International Publication No. 2003/009363 Japanese Patent Publication No. 2001-506808 Japanese Patent Laid-Open No. 2011-187881 Japanese Patent Publication No. 2002-507326

However, in the above prior art, a problem occurred because consideration of the following points was insufficient.

That is, in the conventional plasma processing apparatus, the lift pins are accommodated and arranged inside a hole arranged in advance in the wafer stage, and the lower part of the lift pins is a motor or actuator arranged in a space provided below or below the wafer stage. is connected to a support (also referred to as a support member) connected to a drive device including It is provided with the structure which can move between positions which support a wafer on the upper surface of a wafer stage.
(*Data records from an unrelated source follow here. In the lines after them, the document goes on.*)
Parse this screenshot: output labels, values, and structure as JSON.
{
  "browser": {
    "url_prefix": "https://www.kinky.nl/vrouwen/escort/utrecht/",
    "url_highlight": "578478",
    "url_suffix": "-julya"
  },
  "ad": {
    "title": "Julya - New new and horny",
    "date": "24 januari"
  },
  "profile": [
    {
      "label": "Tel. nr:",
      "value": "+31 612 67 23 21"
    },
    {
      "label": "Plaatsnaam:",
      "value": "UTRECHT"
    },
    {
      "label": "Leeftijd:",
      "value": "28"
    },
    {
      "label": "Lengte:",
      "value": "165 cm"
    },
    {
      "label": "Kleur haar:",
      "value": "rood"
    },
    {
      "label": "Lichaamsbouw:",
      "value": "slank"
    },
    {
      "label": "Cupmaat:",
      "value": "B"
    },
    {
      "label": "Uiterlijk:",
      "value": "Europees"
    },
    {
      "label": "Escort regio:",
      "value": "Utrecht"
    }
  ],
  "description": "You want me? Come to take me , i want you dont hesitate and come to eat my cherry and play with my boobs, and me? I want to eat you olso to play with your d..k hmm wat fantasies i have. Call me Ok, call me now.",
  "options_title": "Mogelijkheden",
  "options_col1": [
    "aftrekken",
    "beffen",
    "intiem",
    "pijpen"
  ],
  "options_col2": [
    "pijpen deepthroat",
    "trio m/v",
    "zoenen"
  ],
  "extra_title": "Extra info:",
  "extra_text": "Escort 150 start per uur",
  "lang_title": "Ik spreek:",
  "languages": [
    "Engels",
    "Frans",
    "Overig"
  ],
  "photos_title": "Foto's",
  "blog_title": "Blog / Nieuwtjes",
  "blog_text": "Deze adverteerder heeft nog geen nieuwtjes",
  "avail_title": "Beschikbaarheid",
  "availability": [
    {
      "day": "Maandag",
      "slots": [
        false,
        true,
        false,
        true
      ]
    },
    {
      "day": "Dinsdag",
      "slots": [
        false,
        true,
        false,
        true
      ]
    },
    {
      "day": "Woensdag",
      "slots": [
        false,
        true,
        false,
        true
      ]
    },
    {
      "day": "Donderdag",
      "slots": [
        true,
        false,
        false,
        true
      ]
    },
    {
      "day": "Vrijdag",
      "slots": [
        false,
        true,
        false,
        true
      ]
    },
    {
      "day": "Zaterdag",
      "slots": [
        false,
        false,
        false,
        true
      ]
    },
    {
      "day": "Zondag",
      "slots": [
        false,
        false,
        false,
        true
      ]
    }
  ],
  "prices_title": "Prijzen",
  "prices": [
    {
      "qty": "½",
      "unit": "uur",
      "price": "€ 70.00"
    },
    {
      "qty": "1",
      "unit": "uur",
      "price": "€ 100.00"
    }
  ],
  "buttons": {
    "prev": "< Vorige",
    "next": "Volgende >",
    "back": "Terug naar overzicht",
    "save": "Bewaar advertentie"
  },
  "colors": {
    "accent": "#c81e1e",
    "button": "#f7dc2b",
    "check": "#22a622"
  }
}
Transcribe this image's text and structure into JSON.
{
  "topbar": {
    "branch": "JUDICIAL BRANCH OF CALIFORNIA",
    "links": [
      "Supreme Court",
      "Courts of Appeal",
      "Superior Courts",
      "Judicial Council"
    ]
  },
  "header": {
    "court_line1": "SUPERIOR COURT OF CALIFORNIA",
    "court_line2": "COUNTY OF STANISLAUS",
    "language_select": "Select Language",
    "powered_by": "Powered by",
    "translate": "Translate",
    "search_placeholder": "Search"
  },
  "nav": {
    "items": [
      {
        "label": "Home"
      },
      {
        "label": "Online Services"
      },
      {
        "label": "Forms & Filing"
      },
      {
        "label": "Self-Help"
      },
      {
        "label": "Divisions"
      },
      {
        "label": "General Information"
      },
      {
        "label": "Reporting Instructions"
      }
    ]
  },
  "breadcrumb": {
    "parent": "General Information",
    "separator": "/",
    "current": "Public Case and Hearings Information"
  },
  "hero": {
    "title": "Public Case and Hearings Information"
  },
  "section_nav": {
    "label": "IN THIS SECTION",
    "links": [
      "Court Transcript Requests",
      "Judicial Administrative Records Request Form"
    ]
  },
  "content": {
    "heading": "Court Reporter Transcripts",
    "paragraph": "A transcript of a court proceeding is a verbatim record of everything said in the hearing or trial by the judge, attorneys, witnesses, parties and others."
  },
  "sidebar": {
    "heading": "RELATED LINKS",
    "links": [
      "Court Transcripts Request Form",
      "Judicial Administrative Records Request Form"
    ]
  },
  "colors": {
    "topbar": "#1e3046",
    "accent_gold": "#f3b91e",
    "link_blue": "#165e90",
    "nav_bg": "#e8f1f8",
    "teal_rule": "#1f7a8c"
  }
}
The hole in which the lift pins are accommodated is a metal film made of a dielectric material that is disposed to cover the upper surface of the wafer stage base material having a cylindrical or disk shape and contains an electrode for electrostatic absorption, or additionally the wafer stage base material. It is constituted by penetrating an insulating disk member connected to the bottom surface of the , and the space is disposed below the base material of such a wafer stage.

In addition, in the case where the plasma processing apparatus is made of a metal member and the inner wall of the processing chamber in which plasma is formed is covered with an insulator (dielectric) and the lift pins are made of a dielectric material, the support member is made of metal There is a case where a part with a surface made of an electroconductive member is exposed in a space below the base material by being positioned under a lift pin, such as made of a member. In such a case, a plasma is formed inside the processing chamber and high-frequency power is supplied to an electrode inside a metal substrate or dielectric film, and power leaks between the conductive member and the wafer during processing such as etching a semiconductor wafer, There was a problem in that the potential of the self-bias of the wafer became a value different from the value at which the desired result of the process was obtained, and the yield of the process was impaired.

In the above-mentioned prior art, the problem that the electric potential of the wafer does not become an appropriate thing, and a foreign material generate|occur|produces was not taken into consideration.

An object of the present invention is to provide a plasma processing apparatus capable of stabilizing the potential of a wafer during processing to improve the processing yield.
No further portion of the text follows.